Si le décret sur le photovoltaïsme ouvre la voie à de nouvelles idées, les énergéticiens espèrent que d’autres cadres législatifs permettront l’expansion de ces énergies : “Et si nous voulons soutenir rapidement les industriels français du solaire, l’ouverture d’un guichet pour de petites installations sur bâtiment, qui concernent des volumes grandissants de projets, est tout autant nécessaire”, indique ainsi David Gréau à Actu Environnements.
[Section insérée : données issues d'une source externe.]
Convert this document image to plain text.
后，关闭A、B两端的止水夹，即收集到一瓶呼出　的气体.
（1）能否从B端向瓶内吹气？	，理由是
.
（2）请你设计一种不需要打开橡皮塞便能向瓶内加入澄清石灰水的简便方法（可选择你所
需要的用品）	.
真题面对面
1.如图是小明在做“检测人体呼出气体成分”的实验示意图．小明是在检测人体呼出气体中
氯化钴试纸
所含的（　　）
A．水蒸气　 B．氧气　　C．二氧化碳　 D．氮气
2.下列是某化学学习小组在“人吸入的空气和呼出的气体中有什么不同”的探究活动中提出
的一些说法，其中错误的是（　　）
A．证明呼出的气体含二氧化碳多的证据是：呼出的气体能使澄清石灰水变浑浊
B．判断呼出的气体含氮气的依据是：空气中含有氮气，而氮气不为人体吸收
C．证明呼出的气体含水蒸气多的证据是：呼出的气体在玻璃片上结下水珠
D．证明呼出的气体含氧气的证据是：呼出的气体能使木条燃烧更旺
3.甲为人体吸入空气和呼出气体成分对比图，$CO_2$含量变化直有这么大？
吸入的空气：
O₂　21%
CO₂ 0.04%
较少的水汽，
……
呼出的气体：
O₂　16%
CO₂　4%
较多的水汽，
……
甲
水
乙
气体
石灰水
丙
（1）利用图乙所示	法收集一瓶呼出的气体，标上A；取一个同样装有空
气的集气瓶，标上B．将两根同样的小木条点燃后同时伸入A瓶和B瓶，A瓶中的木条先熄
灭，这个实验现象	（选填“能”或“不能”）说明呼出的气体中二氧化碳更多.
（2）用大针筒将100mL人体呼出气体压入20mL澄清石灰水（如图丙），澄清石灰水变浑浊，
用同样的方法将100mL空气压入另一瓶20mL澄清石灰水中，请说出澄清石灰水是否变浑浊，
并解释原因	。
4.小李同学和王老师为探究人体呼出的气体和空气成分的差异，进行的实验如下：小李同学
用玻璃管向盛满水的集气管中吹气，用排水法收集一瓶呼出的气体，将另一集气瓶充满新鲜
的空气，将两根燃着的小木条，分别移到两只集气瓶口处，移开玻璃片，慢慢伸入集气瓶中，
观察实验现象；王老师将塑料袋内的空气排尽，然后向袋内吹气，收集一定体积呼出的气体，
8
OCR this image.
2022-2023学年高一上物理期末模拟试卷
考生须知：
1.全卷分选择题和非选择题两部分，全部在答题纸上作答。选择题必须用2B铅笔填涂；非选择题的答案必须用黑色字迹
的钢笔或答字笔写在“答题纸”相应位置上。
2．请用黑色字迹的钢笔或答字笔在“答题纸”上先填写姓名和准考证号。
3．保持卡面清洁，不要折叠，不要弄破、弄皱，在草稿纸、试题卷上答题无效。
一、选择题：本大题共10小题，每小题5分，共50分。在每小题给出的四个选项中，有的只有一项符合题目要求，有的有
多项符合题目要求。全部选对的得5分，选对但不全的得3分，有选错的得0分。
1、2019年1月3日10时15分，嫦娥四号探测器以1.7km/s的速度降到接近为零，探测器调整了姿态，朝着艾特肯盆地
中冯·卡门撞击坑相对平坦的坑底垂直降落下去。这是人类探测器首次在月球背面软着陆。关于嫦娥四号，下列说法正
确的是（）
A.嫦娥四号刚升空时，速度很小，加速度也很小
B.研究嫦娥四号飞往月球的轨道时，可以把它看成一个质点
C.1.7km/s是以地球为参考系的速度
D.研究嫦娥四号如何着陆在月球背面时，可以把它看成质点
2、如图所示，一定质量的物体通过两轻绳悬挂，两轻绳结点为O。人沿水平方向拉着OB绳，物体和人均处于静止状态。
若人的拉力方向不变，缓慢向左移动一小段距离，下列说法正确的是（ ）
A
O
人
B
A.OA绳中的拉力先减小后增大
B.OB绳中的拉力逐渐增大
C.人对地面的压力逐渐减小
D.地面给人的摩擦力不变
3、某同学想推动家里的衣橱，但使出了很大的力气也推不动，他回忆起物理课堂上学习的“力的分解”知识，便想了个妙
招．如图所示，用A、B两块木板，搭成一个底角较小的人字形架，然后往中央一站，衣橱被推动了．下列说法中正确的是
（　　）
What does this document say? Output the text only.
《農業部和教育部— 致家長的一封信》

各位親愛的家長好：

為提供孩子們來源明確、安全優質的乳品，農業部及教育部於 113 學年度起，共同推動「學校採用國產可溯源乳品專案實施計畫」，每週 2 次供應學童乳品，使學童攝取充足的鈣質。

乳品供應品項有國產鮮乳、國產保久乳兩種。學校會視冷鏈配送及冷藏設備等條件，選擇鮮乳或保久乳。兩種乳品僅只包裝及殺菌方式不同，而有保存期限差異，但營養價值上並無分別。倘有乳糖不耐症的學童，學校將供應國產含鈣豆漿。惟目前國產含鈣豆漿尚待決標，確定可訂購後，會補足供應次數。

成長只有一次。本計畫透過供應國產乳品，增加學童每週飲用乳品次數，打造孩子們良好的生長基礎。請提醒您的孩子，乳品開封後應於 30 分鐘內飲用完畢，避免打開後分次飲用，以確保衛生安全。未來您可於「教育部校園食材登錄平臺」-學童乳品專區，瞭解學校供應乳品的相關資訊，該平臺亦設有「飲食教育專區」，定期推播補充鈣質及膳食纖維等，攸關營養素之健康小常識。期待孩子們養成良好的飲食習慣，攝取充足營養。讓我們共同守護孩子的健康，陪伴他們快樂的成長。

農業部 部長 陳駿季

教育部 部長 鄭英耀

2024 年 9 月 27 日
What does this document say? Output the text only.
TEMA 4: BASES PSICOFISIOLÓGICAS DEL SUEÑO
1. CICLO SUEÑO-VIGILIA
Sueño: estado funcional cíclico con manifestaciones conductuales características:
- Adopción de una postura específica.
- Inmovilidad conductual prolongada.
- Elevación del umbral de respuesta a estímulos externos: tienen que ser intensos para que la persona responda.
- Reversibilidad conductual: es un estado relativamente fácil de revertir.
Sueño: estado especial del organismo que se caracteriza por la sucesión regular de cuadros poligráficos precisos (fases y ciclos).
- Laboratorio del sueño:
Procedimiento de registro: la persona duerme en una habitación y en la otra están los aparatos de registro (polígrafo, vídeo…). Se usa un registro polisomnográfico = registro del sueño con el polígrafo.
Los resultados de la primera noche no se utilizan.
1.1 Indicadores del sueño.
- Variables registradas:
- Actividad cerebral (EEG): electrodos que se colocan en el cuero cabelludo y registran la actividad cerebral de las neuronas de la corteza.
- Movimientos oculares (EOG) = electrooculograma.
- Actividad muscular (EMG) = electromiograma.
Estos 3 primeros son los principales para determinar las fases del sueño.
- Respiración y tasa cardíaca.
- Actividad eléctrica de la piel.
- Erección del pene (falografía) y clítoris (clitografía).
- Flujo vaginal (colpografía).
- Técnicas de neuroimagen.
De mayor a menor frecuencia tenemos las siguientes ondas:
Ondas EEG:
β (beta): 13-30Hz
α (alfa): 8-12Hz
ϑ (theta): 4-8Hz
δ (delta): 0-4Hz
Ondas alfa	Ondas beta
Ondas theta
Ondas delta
Des questions toujours en suspens
Bien que le texte permette de réglementer l’exploitation des terrains d’élevage ou de culture, et la part de rendement maximale perdue lors du développement des projets, il ne traite pas de toutes les questions. Le problème de la répartition de la valeur créée par la production d’énergie entre l’agriculteur, le propriétaire foncier et les professionnels de l’agrivoltaïsme est au cœur des préoccupations.
Le cabinet de la ministre déléguée à l’agriculture, Agnès Pannier-Runacher, entend les interrogations des différents acteurs, et souligne qu’un premier bilan sera produit dans un an pour rendre compte de ces défis, dans un contexte d’expansion de l’énergie solaire.